Turkey has captured a wife of the slain leader of the ISIS group, Abu Bakr al-Baghdadi, Turkish President Recep Tayyip Erdogan said Wednesday.
Erdogan made the announcement while delivering a speech in the capital of Ankara but gave no other details. He did not say when or how the woman was captured or identify her by name.
"We caught his wife, but we didn't make a fuss about it. I am announcing this today for the first time," Erdogan said, while criticizing the United States for leading a "communications campaign" about Baghdadi's slaying.

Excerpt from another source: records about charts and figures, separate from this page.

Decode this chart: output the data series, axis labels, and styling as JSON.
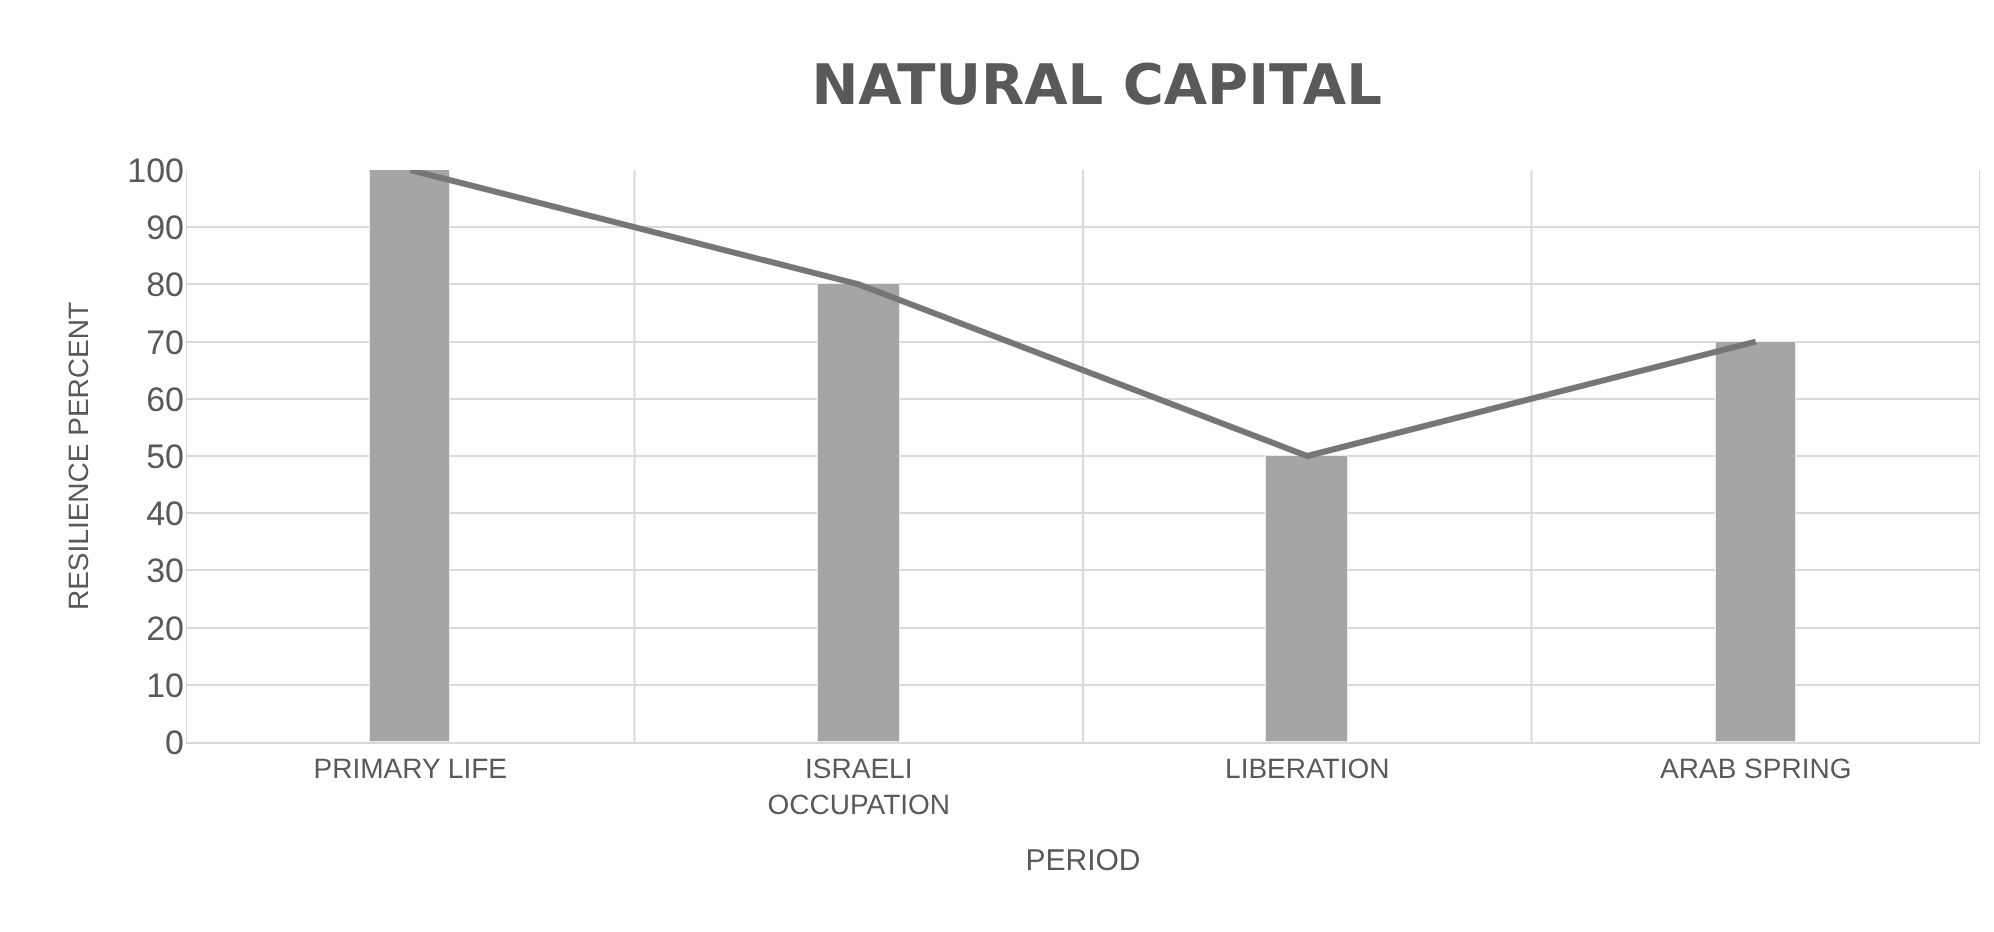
{
  "chart_data": {
    "type": "bar",
    "title": "NATURAL CAPITAL",
    "xlabel": "PERIOD",
    "ylabel": "RESILIENCE PERCENT",
    "categories": [
      "PRIMARY LIFE",
      "ISRAELI OCCUPATION",
      "LIBERATION",
      "ARAB SPRING"
    ],
    "series": [
      {
        "color": "#a5a5a5",
        "values": [
          100,
          80,
          50,
          70
        ]
      },
      {
        "type": "line",
        "color": "#767676",
        "values": [
          100,
          80,
          50,
          70
        ],
        "marker": "none",
        "line_style": "solid"
      }
    ],
    "ylim": [
      0,
      100
    ],
    "yticks": [
      0,
      10,
      20,
      30,
      40,
      50,
      60,
      70,
      80,
      90,
      100
    ],
    "grid": true
  }
}
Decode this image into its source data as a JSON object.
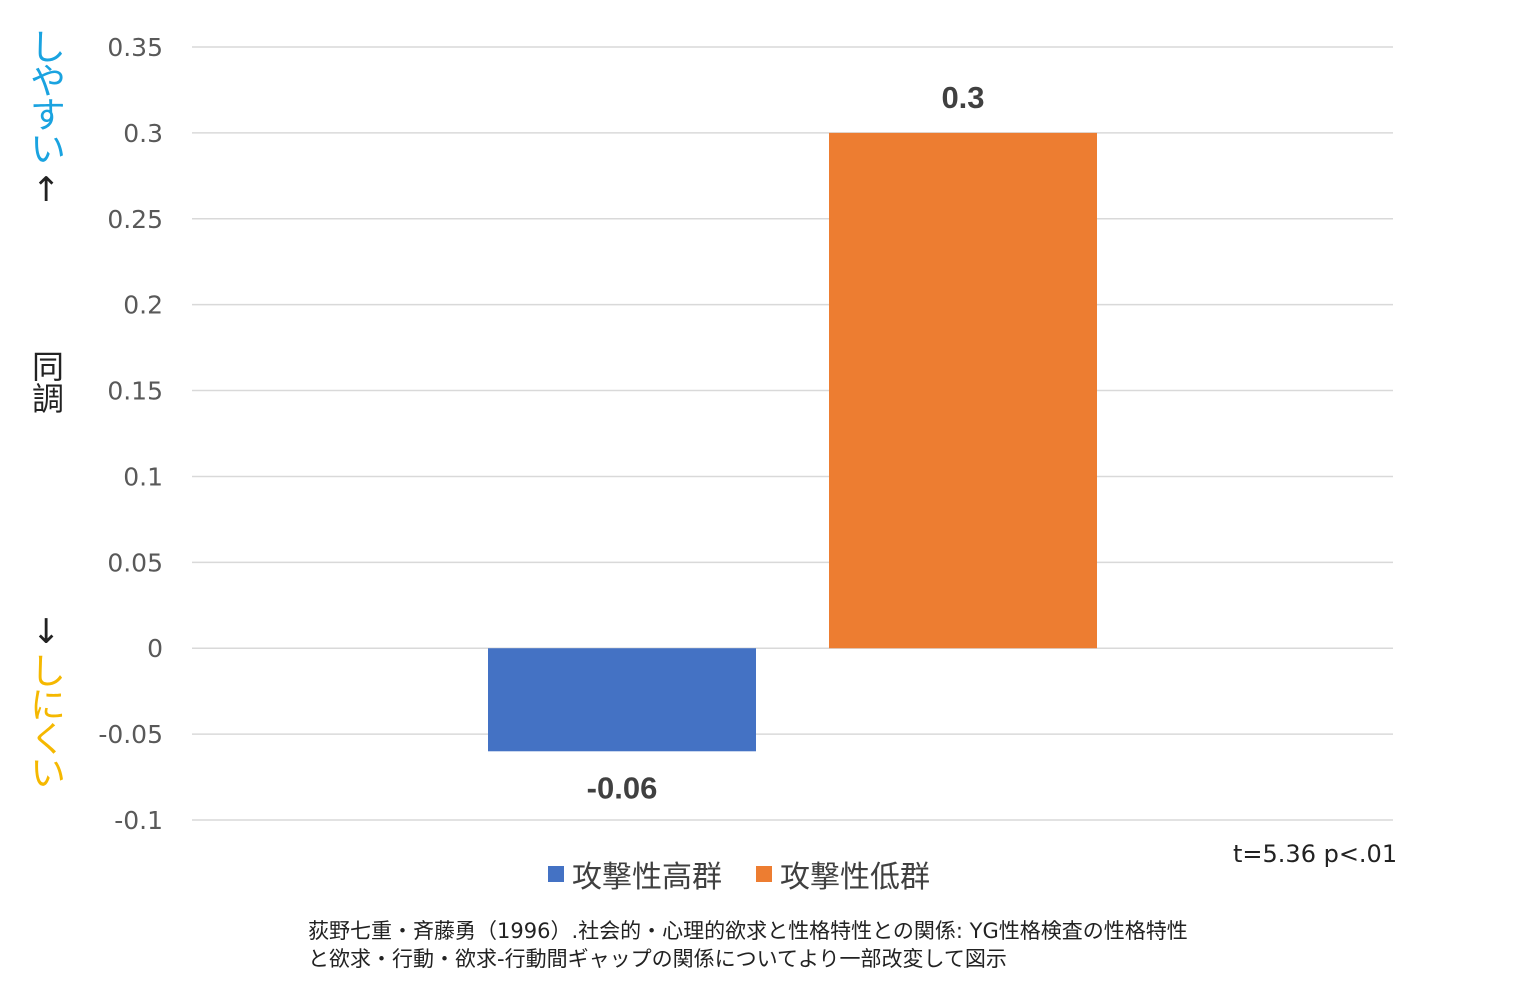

Baghdadi was known to have four wives. He blew himself up during an October 26 raid by US special forces on his heavily fortified safe house in the Syrian province of Idlib.
Erdogan's announcement comes just days after Turkish forces captured Baghdadi's elder sister, identified as Rasmiya Awad, in the town of Azaz, in Aleppo province in northwestern Syria.
Turkey has seized on both incidents to highlight what it says is its fight against the ISIS group, in the face of accusations that the Turkish military offensive last month to drive Syrian Kurdish fighters from northeast Syria would allow for a resurgence of the extremist group.
Azaz is part of a region administered by Turkey following previous military incursions to chase away ISIS militants and Kurdish fighters, starting in 2016. Allied Syrian groups manage the area known as the Euphrates Shield zone.
Awad was with her husband, daughter-in-law and five children when she was detained. A Turkish official said the 65-year-old sister is suspected of being affiliated with the extremist group and called her capture an intelligence "gold mine." Authorities had posted a picture of the sister.
It was not Immediately clear if Awad's capture led to intelligence that allowed for the detention of the wife.
One of Baghdadi's wives is an Iraqi known by the name of Nour, the daughter of one of his aides, Abu Abdullah al-Zubaie. She was identified by name by Baghdadi's brother-in-law in a recent interview with al-Arabiya TV. The brother-in-law, Mohamad Ali Sajit, who is in Iraqi custody, said Baghdadi had four wives when he last met him, sometime last summer.
Also, one of Baghdadi's ex-wives was arrested in Lebanon in 2014, and was freed a year later in a prisoner swap with al-Qaeda. The Iraqi ex-wife, Saja al-Dulaimi, had fled from Baghdadi in 2009 while pregnant with his daughter. At one point, Baghdadi was also believed to have married to a German teenager in 2015 but she was reported to have fled a year later.
Last month, US Secretary of State Mike Pompeo said two of Baghdadi’s wives had also been killed at the site of last month’s raid.
The raid that killed Baghdadi was a major blow to his extremist group, which has lost territories it held in Syria and Iraq in a series of military defeats by the US-led coalition and Syrian and Iraqi allies.
The group said a successor to Baghdadi, identified as Abu Ibrahim al-Hashemi al-Quraishi, had been appointed. A senior US official said last week that Washington was looking at the new leader to determine where he came from.